B6;CBA-Tg(Sox10-cre)1Wdr/J

Stock number: 025807
Research areas: Developmental Biology Research, Neurobiology Research, Research Tools

Description

Sox10-Cre mice express Cre recombinase in the entire post-migratory post-otic neural crest population during early embryonic development.

Detailed description

Mice hemizygous for the PAC Sox10-cre transgene are viable and fertile. These mice express a nuclear-targeted Cre recombinase directed by the endogenous Sox10 promoter/enhancer regions on the PAC transgene. These mice express cre in the entire post-migratory post-otic neural crest population during early embryonic development and lack expression in mesoderm. When crossed with a strain containing a loxP site-flanked sequence, cre-mediated recombination results in deletion of the flanked sequence in cre-expressing cells of the offspring.
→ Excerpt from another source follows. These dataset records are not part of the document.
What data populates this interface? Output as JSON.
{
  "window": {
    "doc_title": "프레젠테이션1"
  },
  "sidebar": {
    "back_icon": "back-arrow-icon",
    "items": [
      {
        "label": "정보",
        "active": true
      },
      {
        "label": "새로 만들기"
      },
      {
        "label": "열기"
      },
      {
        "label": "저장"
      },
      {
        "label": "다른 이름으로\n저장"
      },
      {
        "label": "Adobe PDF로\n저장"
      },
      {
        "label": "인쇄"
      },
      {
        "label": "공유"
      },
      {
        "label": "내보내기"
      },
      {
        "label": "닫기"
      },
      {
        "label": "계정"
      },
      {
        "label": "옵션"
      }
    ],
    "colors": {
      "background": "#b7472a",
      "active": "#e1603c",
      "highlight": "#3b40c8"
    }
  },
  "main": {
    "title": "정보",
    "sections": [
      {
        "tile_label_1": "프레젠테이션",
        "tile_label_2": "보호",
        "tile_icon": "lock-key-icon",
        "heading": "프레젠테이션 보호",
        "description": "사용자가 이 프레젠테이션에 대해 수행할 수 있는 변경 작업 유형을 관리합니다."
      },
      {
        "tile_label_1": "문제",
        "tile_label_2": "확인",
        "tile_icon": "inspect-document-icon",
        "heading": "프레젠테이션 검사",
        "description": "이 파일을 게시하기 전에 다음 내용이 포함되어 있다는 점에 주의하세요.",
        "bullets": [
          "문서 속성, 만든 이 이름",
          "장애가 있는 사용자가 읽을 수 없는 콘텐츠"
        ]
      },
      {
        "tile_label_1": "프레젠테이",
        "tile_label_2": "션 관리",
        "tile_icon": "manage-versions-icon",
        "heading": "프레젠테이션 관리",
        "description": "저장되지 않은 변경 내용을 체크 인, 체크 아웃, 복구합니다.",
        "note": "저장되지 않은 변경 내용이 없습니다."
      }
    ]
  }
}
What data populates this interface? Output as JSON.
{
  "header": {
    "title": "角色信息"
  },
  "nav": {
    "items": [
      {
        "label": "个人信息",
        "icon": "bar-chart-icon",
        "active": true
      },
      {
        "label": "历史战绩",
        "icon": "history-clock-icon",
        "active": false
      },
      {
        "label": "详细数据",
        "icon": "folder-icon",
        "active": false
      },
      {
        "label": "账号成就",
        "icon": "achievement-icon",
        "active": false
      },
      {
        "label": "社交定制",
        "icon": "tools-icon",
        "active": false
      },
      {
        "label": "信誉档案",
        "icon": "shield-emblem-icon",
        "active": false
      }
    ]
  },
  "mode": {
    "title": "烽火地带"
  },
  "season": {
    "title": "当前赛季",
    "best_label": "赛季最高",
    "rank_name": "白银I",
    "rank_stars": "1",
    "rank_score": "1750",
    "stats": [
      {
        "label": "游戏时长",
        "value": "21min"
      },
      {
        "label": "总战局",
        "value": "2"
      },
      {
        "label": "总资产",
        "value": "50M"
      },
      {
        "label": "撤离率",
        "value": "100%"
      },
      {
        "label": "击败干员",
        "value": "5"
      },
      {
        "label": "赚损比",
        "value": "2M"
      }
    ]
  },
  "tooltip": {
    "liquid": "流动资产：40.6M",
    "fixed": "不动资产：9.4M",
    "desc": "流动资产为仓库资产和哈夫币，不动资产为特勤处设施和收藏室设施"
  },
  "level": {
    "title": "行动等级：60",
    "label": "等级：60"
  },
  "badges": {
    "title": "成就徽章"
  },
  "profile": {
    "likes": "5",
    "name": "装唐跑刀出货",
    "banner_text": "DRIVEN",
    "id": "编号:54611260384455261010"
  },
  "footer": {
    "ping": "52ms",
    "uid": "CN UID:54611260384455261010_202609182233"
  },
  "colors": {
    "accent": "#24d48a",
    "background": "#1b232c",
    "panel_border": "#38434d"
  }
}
Of note, The Jackson Laboratory live colony in 2017 exhibits white belly spots (not linked to presence of the transgene).

Crispino et al. 2011 PLoS One 6:e23279 reports that Cre recombinase transmission via paternal germline results in early Cre activation in the whole embryo, whereas transmission via maternal germline showed Cre activity only in Sox10 expressing cells.
Furthermore, Luo et al. 2020 Neuron 106:37 Table 1 shows that Sox10-Cre;floxed double mutant males bred to floxed females produced some offspring with germline deletion of the floxed allele. The authors also note that in general, the frequency of recombination in Cre;floxed double mutant germline cells appears to be considerably higher than in zygotes produced by breeding Cre mice to floxed mice. As such, for Cre-lox experiments and to avoid/minimize germline deletion of the floxed allele, researchers may consider breeding Sox10-Cre females to floxed males.

If the recombinase activity pattern of this allele is further characterized by the Genetic Resource Science group at The Jackson Laboratory, such findings will be reported on the Mouse Genome Informatics (MGI) Allele Detail entry. This same information may also be found searching the MGI Recombinase Activity and MGI Gene Expression + Recombinase Activity Comparison Matrix.

Development

A P1-derived artificial chromosome (PAC) (#RP21-529-I6) containing the entire mouse Sox10 (SRY (sex determining region Y)-box 10) gene was modified by targeted mutation to replace the Sox10 gene with a nuclear-targeted Cre recombinase sequence. This modified 120 kb PAC was microinjected into fertilized C57BL6/CBA F1 oocytes. Sox10-cre founders were established and then subsequently maintained by breeding transgenic mice with C57BL6/CBA F1 mice for at least 20 generations. Upon arrival at The Jackson Laboratory, mice were bred to C57BL/6J inbred mice (Stock No. 000664) for at least one generation to establish the colony.

Allele

Symbol: Tg(Sox10-cre)1Wdr
Name: transgene insertion 1, William D Richardson
MGI accession ID: MGI:3586900
Generation method: Transgenic
Attributes: Recombinase-expressing
Marker symbol: Tg(Sox10-cre)1Wdr
Marker name: transgene insertion 1, William D Richardson
Chromosome: UN
Strain of origin: (C57BL/6 x CBA)F1
Expressed genes: cre,cre recombinase,bacteriophage P1
Site of expression: Cre recombinase is expressed in the entire post-migratory post-otic neural crest population during early embryonic development.
Molecular note: A nuclear targete cre recombinase sequence replaced the entire coding region of Sox10 in a P1-derived artificial chromosome (PAC ID RP21-529-I6). Several founders were obtained. A representative line was designated line 1.